GOP's Comeback in 2022
The Republican Party and its electorate are "united in opposition to Joe Biden’s liberal, socialist agenda that is destroying our country," says Paul Anthony Gosar, an American politician who has served as the US Representative for Arizona's 4th congressional district since 2013.
"President Trump brought many working-class voters our way, and Hispanic voters are increasingly inclined to vote Republican," he notes. "Meanwhile, the Democrats, led by Mr. Biden, have become the party of the elites, the naïve, and the socialist left."
Given this, it is quite plausible that the GOP will retake either one or both chambers in the 2022 midterms, despite losing the majority in the House in 2018 and in the US Senate in 2020, according to Marc Little and Billy Grant.
"It is not the case that the Republican Party is not a single, powerful political force," argues Little. "The Republicans defied all odds in the 2020 election by nearly gaining a majority in the House of Representatives."

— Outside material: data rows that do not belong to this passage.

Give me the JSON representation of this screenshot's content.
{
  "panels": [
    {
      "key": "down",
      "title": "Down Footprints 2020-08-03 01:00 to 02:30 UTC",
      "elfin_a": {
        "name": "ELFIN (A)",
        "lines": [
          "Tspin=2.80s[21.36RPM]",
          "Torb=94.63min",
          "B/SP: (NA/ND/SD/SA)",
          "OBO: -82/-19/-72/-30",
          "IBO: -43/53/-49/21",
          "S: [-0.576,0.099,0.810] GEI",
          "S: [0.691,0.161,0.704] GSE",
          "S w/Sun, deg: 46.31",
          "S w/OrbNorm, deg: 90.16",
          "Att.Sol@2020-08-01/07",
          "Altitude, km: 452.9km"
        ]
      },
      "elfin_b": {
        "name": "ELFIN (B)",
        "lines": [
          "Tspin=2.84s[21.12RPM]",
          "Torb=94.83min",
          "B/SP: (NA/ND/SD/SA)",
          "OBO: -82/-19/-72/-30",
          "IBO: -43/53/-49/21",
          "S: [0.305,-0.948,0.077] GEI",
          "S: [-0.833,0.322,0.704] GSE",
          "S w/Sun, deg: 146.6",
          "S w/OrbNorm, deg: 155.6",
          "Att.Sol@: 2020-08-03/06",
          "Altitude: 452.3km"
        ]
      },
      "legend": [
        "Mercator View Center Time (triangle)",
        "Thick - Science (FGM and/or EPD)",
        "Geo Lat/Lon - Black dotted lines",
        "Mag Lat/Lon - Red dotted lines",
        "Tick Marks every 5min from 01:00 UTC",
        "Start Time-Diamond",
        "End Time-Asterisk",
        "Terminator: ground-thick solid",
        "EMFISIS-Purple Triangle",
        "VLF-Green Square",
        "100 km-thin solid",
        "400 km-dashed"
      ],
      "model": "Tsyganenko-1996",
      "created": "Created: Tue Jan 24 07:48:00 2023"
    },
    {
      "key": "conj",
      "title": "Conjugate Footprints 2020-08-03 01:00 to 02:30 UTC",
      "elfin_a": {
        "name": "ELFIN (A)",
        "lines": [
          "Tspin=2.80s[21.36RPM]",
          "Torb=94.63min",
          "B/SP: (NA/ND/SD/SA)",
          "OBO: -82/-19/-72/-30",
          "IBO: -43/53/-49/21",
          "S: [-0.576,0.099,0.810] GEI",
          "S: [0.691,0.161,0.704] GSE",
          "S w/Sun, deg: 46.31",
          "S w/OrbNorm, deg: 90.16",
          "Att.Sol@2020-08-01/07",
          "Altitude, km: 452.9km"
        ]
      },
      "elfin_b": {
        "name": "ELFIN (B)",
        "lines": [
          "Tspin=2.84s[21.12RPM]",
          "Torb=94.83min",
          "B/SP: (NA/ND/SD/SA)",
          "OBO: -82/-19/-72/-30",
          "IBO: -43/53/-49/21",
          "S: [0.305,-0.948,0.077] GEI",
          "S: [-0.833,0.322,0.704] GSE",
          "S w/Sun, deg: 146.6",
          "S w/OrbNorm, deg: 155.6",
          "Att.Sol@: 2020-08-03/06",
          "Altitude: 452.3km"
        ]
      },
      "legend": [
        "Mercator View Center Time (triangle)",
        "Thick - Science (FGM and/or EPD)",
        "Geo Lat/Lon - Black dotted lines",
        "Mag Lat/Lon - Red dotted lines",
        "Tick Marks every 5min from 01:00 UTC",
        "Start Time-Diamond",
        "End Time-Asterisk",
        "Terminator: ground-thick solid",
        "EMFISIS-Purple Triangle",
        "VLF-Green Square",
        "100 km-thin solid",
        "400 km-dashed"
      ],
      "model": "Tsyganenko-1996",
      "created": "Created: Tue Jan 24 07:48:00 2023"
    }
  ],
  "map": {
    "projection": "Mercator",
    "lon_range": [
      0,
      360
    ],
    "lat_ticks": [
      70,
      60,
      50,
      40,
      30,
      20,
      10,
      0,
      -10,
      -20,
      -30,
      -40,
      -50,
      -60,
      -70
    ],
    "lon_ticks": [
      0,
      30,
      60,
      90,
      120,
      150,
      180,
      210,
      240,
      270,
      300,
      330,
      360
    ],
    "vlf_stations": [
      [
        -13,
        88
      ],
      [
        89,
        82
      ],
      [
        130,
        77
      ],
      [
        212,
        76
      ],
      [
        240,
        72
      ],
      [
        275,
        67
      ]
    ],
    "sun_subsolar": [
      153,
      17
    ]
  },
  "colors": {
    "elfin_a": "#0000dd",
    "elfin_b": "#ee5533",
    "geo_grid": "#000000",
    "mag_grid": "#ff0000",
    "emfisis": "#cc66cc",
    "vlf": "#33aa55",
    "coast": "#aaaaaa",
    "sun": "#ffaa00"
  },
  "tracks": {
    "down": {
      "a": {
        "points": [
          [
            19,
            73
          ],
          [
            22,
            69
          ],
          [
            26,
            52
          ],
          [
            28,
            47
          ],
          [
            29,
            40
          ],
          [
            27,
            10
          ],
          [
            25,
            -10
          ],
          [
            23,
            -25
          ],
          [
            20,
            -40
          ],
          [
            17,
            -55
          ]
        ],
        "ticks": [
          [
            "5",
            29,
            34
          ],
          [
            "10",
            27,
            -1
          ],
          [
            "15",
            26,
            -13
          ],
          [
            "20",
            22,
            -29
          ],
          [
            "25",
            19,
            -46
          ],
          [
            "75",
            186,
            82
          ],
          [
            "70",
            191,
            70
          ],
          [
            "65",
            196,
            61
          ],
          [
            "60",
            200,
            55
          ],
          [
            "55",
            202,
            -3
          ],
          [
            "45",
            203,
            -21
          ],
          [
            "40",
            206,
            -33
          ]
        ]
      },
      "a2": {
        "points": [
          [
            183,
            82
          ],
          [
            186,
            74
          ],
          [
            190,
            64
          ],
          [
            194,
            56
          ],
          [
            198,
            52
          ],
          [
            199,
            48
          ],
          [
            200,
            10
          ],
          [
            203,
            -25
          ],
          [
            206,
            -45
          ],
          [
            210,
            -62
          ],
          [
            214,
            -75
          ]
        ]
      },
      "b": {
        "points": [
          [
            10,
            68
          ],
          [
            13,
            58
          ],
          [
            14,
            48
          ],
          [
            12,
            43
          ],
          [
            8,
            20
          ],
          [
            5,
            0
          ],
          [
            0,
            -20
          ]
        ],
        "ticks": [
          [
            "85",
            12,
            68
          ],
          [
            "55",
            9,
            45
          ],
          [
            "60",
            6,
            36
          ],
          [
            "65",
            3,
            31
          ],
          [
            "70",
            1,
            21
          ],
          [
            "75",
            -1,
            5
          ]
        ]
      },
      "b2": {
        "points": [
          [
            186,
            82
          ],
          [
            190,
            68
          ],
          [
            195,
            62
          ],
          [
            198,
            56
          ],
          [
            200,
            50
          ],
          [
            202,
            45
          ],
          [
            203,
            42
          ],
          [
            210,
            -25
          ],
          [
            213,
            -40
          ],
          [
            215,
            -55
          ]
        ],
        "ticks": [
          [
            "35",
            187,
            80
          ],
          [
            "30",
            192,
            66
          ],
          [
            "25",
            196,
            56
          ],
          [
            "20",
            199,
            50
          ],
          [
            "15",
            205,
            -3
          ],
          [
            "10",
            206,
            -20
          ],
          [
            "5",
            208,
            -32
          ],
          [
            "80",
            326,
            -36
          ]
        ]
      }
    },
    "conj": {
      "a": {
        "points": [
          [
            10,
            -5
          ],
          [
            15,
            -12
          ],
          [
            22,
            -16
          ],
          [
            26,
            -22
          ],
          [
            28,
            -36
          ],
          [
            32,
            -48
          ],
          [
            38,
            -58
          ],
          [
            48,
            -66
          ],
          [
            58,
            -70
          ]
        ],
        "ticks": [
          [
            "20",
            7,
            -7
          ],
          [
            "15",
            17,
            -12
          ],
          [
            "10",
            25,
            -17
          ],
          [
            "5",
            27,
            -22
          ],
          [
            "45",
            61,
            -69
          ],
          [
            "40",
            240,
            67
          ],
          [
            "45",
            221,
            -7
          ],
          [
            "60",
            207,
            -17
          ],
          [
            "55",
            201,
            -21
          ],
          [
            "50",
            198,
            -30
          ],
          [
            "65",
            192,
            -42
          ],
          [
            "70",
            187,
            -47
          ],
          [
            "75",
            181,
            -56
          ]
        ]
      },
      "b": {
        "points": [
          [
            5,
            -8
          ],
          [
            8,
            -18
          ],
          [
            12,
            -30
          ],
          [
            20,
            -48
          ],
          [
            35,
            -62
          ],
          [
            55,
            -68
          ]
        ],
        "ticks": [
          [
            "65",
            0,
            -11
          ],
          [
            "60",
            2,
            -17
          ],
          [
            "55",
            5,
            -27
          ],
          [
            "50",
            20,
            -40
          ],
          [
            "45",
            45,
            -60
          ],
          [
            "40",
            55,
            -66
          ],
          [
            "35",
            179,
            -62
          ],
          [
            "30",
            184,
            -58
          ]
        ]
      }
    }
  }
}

He believes that "with the right leadership and true and fair elections," the GOP can re-emerge in 2022 and return to its policies. However, this will happen only "if the Senate holds the line to prevent abolishing the legislative filibuster, retains the Electoral College, and prevents additional statehood for the District of Columbia and Puerto Rico," according to the political commentator. "This will be the test," he concludes.